Different Types of Income Tax:
- Individual Income Tax: Applies to the income earned by individuals through employment, investments, or business activities.
- Corporate Income Tax: Levied on the profits generated by corporations.
- Capital Gains Tax: Taxed on profits earned from the sale of assets like stocks, bonds, or real estate.
For this article, we will focus on individual income tax. Before 1 March 2024, this was the individual income tax brackets:
| Individual Income Tax | Progressive rates up to 37% |
| NAD 0 – 50,000 | 0% |
| 50,001 – 100,000 | 18% |
| 100,001 – 300,000 | 9,000 + 25% on excess |
| 300,001 – 500,000 | 59,000 + 28% on excess |
| 500,001 – 800,000 | 115,000 + 30% on excess |
| 800 001 – 1,500,000 | 205,000 + 32% on excess |
| Over 1,500,000 | 429,000 + 37% on excess |
| Interest income | 10% when paid by a registered banking institution or unit trust scheme in Namibia; and on any interest paid by any person to a non-resident |
Main income tax changes introduced
The main income tax measures announced in the budget statement include:
- An increase in the individual income tax threshold from NAD 50,000 to NAD 100,000 from 1 March 2024, along with adjustments in the tax brackets as follows:
- up to NAD 100,000 – 0%
- NAD 100,001 to 150,000 – 18%
- NAD 150,001 to 350,000 – 25%
- NAD 350,001 to 550,000 – 28%
- NAD 550,001 to 850,000 – 30%
- NAD 850,001 to 1,550,000 – 32%
- NAD 1,550,001 and over – 37%
The income tax threshold is the minimum amount of taxable income an individual has to earn before they are required to start paying income tax. Essentially, it is the point at which your income becomes taxable. The new adjustment now means that individuals earning N$100 000 or less per year will not be paying any income tax. However, the adjustment will not just benefit those who earn below N$100 000, all the brackets have been moved upwards by an additional N$50 000. As such tax payers in each bracket will enjoy an extra amount of at least a N$ 800.00.
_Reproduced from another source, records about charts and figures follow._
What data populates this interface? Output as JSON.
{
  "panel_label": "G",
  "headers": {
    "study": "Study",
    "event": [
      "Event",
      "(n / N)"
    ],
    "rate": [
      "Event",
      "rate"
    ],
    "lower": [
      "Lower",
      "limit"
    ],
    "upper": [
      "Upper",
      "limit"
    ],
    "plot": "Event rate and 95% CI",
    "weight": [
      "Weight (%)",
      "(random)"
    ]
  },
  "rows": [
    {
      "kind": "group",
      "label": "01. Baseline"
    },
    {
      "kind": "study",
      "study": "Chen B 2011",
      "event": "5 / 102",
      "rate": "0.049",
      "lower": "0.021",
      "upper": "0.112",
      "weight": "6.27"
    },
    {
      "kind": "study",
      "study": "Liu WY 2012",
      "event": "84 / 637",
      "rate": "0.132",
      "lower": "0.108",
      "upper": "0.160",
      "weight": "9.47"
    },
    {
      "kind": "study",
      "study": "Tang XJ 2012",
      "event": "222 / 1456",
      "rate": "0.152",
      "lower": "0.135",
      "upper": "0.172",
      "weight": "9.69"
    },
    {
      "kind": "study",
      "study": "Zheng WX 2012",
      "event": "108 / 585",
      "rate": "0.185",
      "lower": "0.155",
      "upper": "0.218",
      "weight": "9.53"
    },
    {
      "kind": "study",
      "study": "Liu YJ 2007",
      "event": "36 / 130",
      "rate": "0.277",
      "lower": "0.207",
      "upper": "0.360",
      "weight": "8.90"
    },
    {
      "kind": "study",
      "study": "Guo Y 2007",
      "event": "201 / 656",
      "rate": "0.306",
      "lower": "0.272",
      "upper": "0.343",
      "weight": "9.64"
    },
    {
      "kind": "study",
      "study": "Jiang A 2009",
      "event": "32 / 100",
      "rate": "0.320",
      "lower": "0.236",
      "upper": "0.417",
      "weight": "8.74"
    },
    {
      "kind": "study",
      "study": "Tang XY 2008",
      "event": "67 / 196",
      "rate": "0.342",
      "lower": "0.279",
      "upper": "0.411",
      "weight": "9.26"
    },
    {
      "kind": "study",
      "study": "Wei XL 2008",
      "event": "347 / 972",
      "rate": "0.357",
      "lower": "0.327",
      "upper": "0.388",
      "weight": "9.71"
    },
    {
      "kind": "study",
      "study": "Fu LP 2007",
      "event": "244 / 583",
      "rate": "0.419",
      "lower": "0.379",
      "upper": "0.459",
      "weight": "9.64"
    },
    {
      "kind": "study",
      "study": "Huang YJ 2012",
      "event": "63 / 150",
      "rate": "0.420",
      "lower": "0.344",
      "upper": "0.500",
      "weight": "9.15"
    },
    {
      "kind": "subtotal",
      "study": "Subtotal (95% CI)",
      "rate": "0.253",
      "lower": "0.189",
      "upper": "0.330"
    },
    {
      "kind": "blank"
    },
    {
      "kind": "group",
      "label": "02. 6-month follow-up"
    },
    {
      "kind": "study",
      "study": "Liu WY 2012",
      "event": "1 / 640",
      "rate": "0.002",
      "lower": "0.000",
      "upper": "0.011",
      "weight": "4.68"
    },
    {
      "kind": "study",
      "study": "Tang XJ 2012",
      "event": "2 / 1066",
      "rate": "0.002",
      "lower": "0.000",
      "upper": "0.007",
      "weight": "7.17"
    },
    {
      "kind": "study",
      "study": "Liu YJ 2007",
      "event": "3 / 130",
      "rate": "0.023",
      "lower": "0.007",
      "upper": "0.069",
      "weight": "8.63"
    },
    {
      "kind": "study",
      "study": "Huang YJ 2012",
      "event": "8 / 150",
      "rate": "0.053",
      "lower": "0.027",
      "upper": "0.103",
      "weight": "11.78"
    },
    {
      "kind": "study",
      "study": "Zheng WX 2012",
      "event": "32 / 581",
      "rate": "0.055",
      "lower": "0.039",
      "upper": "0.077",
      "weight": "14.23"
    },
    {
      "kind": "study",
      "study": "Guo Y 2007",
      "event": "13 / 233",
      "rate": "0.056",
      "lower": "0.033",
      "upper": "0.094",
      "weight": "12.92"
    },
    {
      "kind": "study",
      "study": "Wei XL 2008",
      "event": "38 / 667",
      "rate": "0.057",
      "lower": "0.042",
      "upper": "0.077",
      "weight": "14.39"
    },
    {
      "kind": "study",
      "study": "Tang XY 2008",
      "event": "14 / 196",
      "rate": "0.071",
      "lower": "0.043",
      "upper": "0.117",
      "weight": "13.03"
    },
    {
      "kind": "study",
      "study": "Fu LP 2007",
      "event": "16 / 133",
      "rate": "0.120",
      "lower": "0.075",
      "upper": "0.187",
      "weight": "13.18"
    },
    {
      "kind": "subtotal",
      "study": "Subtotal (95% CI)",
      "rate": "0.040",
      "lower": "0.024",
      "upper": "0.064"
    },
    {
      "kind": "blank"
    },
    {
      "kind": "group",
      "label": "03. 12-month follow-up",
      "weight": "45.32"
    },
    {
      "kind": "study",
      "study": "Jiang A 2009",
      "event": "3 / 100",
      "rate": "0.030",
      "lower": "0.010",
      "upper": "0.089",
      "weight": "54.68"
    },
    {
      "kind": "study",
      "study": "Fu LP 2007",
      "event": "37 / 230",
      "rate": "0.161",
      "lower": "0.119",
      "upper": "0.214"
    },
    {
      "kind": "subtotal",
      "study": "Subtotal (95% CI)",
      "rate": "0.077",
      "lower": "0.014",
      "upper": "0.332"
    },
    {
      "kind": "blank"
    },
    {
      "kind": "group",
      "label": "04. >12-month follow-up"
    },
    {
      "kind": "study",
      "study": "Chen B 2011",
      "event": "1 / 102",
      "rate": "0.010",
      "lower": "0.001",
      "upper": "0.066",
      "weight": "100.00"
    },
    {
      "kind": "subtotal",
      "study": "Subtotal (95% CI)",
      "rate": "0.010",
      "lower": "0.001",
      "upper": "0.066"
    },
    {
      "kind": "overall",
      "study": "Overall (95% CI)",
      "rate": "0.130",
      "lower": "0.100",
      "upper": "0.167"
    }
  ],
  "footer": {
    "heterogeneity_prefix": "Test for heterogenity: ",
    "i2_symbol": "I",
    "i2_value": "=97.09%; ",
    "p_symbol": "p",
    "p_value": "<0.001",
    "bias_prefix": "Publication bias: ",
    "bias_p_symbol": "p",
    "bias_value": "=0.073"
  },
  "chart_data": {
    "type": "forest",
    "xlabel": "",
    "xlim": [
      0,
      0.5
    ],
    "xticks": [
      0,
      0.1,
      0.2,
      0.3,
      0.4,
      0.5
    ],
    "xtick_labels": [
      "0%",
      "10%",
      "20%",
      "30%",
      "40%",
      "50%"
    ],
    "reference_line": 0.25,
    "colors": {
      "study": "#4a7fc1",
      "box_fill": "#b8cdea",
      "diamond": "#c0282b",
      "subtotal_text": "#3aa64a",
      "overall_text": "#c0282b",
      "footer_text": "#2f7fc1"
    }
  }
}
Below is an example of the new adjustment:
If you earn an annual taxable income of N$360 000 using the income tax tables to calculate your tax payable your tax bill:
Before the threshold adjustment
Tax = 59 000 +28% (360 000- 300 000) = N$75 800
As such, on a monthly basis ( N$ 75 800/12) one paid: N$ 6 316. 66
After the threshold adjustment
Tax = 59 000 +28% (360 000- 350 000) = N$61 800
As such, on a monthly basis ( N$ 61 800/12) one will now pay: N$ 5 150.00; leaving them with an extra N$ 1 166.66

How does the income tax changes affect you?
This means that the tax bill is now 18.5% lower with the new adjustment. This new adjustment will benefit all individual taxpayers by providing them with additional disposable income. However, do take note that the tax savings are different depending on which tax bracket you fall in.
Here are some ways you can reduce your tax liabilities legally increasing your disposable income.
Last but not least by understanding the fundamentals of income tax, you can make informed financial decisions, fulfil your tax obligations, and contribute to the collective well-being of your community. And with this disposable income now available to you, maybe it is time to make some strategic investments and financial decisions.
This article does not constitute legal and/or financial advice. Kindly consult a registered financial or legal professional for appropriate advice on the subject matter.